Energy & Environment

Against a ‘Climate Emergency’ Power Grab

President Joe Biden delivers his inaugural address on the West Front of the U.S. Capitol in Washington, D.C., January 20, 2021. (Brendan McDermid/Reuters)

Senate majority leader Chuck Schumer told MSNBC’s Rachel Maddow on Monday that President Joe Biden should declare climate change a national emergency. “The move,” he argued, would allow the president to do “many, many things under the emergency powers.”

Indeed, such executive action would allow the president to bypass Congress and imbue Biden with unprecedented power to regulate American energy policy. The alleged “climate emergency” touches virtually every aspect of economic life.

This executive overreach would almost surely spark litigation from numerous states. It would also undermine regulatory stability, as each successive president either imposes decrees or undoes the policies imposed by previous administrations, leaving a perpetually shifting regulatory environment (which we already, to a significant extent, have). This is not the way the United States is supposed to be governed.

While there are many substantive policy problems with declaring a “climate emergency,” there are also constitutional ones. Last year, presidential candidate Biden rightly argued that “you can’t [legislate] by executive order unless you’re a dictator. We’re a democracy. We need consensus.”

When President Trump relied on emergency powers to redirect military funds to build portions of his border fence, we noted that it was “unwelcome step in America’s long march toward unilateral government by the executive.” At the time, Schumer agreed, calling it “an outrageous power grab by a president who refuses to accept the constitutional separation of powers.”

What’s changed? Nothing other than the names of the parties and the scope of power being grabbed.

Biden has promised to transform the United States into a 100 percent clean-energy economy with net-zero emissions by 2050 and to decarbonize the power sector in a mere 15 years. The massive cost of policies that deny Americans affordable and abundant energy sources would almost certainly fail to win approval in Congress under its usual rules. Which is why Democrats are doing everything they can to short-circuit or make an end-run around the system.
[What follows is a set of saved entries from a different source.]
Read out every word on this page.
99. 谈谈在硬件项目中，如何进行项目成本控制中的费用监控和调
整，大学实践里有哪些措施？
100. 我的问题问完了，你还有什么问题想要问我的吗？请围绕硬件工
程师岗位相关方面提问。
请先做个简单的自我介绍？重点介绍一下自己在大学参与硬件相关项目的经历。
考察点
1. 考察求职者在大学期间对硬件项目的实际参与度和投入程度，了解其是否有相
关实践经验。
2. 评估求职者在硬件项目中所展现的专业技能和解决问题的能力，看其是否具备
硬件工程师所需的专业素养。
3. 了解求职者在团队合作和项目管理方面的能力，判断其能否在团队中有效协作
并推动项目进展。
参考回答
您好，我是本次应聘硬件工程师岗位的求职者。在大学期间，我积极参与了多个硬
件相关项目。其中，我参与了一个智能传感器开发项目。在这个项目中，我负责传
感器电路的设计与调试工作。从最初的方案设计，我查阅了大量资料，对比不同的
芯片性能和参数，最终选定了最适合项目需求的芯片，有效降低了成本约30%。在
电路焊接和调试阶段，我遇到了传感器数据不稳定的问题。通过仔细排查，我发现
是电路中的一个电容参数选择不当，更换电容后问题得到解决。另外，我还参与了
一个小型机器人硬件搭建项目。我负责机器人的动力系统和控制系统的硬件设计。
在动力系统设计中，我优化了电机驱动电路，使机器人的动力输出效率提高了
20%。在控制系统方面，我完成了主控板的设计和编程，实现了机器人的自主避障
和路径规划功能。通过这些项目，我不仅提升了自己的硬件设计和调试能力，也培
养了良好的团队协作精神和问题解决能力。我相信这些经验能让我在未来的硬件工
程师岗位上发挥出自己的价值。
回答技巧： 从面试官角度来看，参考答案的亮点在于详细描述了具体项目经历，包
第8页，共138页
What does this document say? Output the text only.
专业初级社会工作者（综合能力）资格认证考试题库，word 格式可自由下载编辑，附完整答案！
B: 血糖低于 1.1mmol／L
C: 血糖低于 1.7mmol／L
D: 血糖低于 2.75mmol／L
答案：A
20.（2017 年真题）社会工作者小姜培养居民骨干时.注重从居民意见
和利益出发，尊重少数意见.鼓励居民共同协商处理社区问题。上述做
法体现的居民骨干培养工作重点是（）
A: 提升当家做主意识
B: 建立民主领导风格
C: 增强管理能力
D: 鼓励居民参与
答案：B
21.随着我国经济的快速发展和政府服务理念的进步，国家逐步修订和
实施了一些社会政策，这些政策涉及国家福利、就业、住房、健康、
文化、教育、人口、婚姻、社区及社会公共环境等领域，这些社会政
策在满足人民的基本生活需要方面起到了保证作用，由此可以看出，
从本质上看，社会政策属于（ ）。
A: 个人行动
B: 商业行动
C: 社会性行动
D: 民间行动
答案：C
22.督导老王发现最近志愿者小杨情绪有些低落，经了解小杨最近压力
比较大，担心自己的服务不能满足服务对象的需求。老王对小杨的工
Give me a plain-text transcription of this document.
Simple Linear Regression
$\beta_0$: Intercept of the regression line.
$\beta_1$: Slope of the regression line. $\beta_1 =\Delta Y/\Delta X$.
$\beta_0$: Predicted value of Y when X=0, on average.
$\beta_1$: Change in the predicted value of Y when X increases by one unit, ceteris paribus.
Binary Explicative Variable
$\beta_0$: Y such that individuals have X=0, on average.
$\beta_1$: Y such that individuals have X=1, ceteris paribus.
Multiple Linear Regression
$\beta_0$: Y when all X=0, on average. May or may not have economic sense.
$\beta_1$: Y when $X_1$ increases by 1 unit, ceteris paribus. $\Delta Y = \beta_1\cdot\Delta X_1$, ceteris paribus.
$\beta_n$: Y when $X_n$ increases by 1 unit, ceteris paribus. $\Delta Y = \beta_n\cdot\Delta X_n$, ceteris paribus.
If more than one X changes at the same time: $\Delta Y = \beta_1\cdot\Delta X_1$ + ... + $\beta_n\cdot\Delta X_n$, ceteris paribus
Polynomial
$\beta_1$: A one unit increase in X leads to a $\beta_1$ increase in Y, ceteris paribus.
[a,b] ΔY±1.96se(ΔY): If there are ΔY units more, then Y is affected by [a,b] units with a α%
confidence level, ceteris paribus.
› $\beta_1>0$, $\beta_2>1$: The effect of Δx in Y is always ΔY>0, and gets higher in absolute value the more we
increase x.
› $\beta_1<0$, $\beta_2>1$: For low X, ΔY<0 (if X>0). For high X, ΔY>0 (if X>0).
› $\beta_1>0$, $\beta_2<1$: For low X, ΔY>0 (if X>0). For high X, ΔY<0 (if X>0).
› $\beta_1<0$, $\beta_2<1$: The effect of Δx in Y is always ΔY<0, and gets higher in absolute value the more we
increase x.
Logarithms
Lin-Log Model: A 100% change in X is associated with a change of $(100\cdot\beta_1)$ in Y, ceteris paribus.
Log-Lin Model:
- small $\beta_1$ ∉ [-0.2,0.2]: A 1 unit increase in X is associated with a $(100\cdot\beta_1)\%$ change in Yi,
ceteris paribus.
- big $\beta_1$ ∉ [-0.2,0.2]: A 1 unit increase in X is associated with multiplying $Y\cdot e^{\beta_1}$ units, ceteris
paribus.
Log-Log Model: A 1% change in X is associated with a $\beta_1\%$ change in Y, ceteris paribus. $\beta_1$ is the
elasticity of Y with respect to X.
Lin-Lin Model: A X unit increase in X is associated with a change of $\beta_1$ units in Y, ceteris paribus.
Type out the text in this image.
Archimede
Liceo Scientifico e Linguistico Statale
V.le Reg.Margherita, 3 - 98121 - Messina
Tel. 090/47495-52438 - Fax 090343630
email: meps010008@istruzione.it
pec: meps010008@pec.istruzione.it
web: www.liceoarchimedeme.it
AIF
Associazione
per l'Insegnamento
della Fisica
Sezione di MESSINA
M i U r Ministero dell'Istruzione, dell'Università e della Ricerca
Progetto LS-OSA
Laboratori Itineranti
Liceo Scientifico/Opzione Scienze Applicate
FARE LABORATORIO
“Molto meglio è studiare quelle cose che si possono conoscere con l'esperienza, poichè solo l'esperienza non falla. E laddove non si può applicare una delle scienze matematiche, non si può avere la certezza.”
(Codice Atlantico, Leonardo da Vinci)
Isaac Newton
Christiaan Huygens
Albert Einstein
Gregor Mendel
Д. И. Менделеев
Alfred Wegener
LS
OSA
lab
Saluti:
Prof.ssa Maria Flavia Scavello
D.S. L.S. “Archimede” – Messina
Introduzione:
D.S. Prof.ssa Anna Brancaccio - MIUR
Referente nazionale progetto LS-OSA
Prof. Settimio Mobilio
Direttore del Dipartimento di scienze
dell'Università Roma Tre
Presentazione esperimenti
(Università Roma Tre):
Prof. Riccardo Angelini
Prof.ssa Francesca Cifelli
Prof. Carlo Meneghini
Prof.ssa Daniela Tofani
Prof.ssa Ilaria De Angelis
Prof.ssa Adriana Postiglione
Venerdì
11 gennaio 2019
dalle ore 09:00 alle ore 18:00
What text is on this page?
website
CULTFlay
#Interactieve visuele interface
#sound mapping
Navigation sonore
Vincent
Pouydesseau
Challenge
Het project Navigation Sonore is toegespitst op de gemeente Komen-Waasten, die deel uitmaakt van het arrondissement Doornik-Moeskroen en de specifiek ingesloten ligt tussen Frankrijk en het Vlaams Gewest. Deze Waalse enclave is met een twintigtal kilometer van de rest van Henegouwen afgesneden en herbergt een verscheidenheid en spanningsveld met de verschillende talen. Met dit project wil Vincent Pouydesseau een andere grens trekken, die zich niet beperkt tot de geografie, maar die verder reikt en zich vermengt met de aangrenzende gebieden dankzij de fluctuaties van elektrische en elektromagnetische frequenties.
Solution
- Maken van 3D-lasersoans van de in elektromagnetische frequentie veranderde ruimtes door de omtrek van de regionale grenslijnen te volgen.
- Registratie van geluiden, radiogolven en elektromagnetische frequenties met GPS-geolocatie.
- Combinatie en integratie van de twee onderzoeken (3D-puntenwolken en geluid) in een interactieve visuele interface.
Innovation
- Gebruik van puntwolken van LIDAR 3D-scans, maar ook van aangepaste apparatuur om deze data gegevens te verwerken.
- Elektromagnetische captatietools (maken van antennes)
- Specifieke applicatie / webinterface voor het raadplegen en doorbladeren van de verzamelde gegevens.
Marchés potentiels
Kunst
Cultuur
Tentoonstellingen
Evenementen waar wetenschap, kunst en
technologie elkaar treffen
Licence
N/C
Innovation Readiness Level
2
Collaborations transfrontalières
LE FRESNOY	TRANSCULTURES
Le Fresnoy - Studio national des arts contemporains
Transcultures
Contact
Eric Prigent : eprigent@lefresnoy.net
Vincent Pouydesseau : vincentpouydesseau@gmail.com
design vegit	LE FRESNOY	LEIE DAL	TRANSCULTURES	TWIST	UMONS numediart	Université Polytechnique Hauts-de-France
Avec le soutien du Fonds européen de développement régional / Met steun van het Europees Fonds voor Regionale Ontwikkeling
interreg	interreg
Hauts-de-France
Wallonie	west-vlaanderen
The majority leader told MSNBC that Democrats were also trying to figure out ways to sneak climate-change policy into Biden’s “Build Back Better” plan under reconciliation, a budget tactic that allows some spending-related bills to pass with only a simple majority in the Senate. Depending on the particulars, that might be an abuse of the process, and would likely be objectionable on policy grounds, but would at least involve congressional action.

Biden has already done much to advance his climate agenda via pen and phone. He issued a slew of consequential climate-related executive orders, rejoining the Paris climate agreement without Senate ratification, enacting a moratorium on new federal oil and gas leases, and shutting down the Keystone XL pipeline by revoking permits for the project. This would only be a taste of the job-killing initiatives he’d undertake after declaring a “climate emergency.” Biden, remember, has previously stated that Alexandria Ocasio-Cortez’s Green New Deal offers the “crucial framework for meeting the climate challenges we face.”

Climate change is not an existential threat that warrants a declaration of emergency. If Schumer wants to tackle the problem, he presides over the world’s most powerful legislative body. He is free to try to build consensus, compromise, and pass enduring federal legislation. Or not. Whatever the case, it’s certainly not his job to implore the executive branch to take yet more unilateral power at the expense of the Congress.